I've spent the cost of a nice meal across 4 airport encounters for probably a sum total of 45 minutes online. Austin's WayPort network is at least cheaper than a day-pass on T-Mobile's in Dallas. Though, a single T-Mobile day-pass should in theory work in multiple airports over a single day, assuming they all have T-Mobile.

Once I finally got home, I discovered my wifi wasn't connecting. "Oh yeah," says the wife, "the internet's down."

Of course it is!

After a few reboots of the router, I notice that way too many lights are blinking. Not a good sign.

I think my house was built upon an ancient router burial ground. The router gods are angry at us for desecrating the 7 layers of buried networking equipment. I've somehow burned through no less than 5 routers in the past 18 months.
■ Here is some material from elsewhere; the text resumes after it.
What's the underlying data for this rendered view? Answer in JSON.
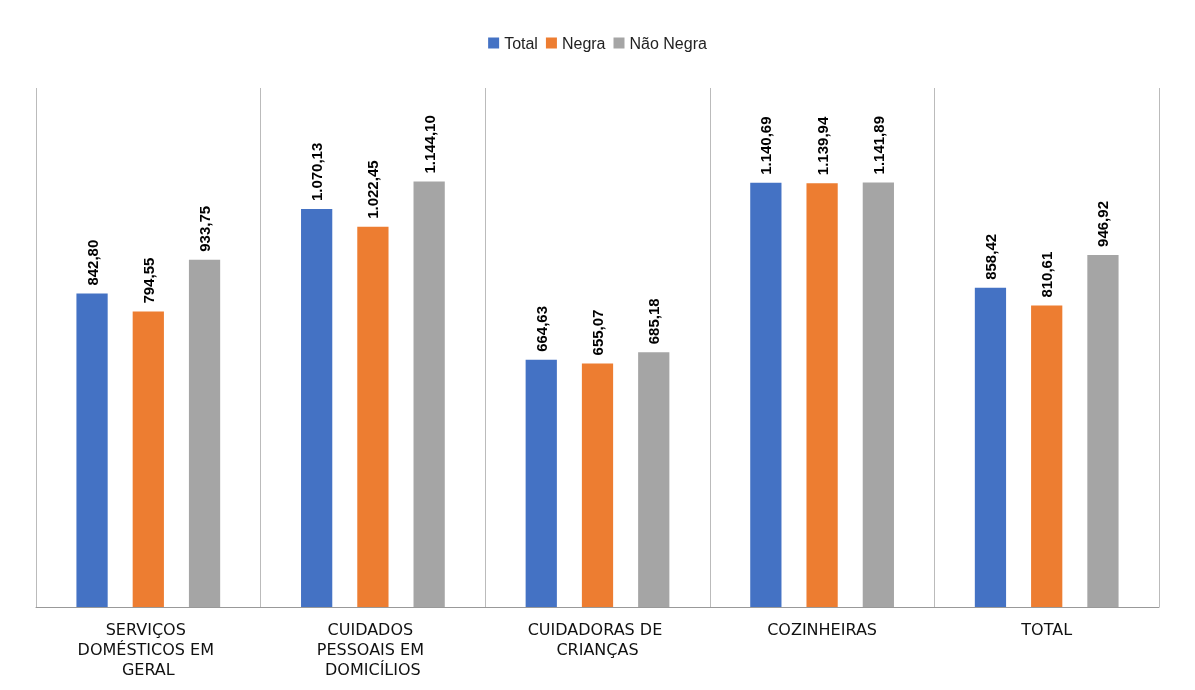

The most recent D-Link has definitely been heartier than the previous four steaming piles bearing the Cisco name. But even it met its demise in a little less than 6 months.

A little creative re-cabling later, the MacBook is jacked straight into the DSL thing-a-ma-bob flinging PPPoE. And boy does it feel naked to not have a firewall between me and the interwebs. Thank jebus I'm on a Mac.

Firing up the Cisco VPN software exposes a fancy OSX/Intel/PPP bug with this specific version of the client. And Cisco, in its infinite wisdom, puts updates of the client software behind a password-protected site.

Cisco is not my favorite company today.

I finally have to head upstairs to basically climb the radio tower and see if a neighbor's WAP is visible. Alas, I'm now blazing along with 1 bar (27% signal), but at least the VPN works. If you're on a Mac, I can highly recommend iStumbler for locating connection opportunities.

Tomorrow, I'll be off to the store to buy another router to sacrifice to the networking gods. This one, perhaps I'll plug into the UPS.